- Directed by: Connor Marsden
- Written by: Connor Marsden Devin Myler William Woods
- Produced by: Julian Geneen William Woods Albert Shin Maddy Falle
- Starring: Rohan Campbell Maddie Hasson
- Cinematography: Vincent Biron
- Music by: Jami Morgan Eric Balderose
- Production companies: Woods Entertainment Grand Touring Productions Obvious Allegory TimeLapse Pictures Ursa Major Productions
- Release date: September 19, 2025 (Cinéfest);
- Running time: 84 minutes
- Country: Canada
- Language: English

= Violence (2025 film) =

2025 Canadian film

Violence is a 2025 Canadian action-thriller film directed by Connor Marsden and slated for release in 2025. The film stars Rohan Campbell as Henry Violence, a punk rocker who becomes embroiled in a brutal drug war between rival cartels.

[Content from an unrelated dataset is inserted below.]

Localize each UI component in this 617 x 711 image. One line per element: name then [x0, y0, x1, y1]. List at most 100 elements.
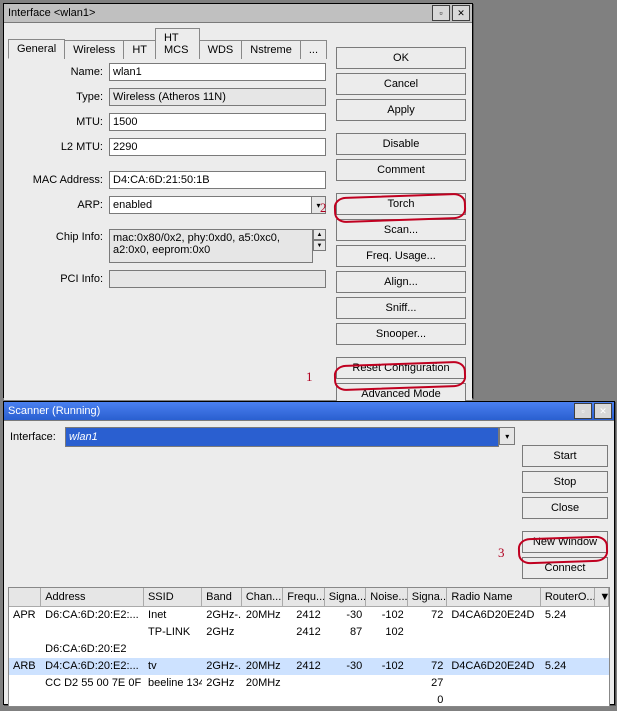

The cast also includes Maddie Hasson, Greg Bryk, Sarah Grey, Tomaso Sanelli, Jasmin Kar, Eva Link, John Thomas Gauthier, Gregory Ambrose Calderone, Chad Camilleri, and Asher Rose in supporting roles.

The film was shot in Sudbury, Ontario, in spring 2024.

Violence had its world premiere at the 2025 Brooklyn Horror Film Festival.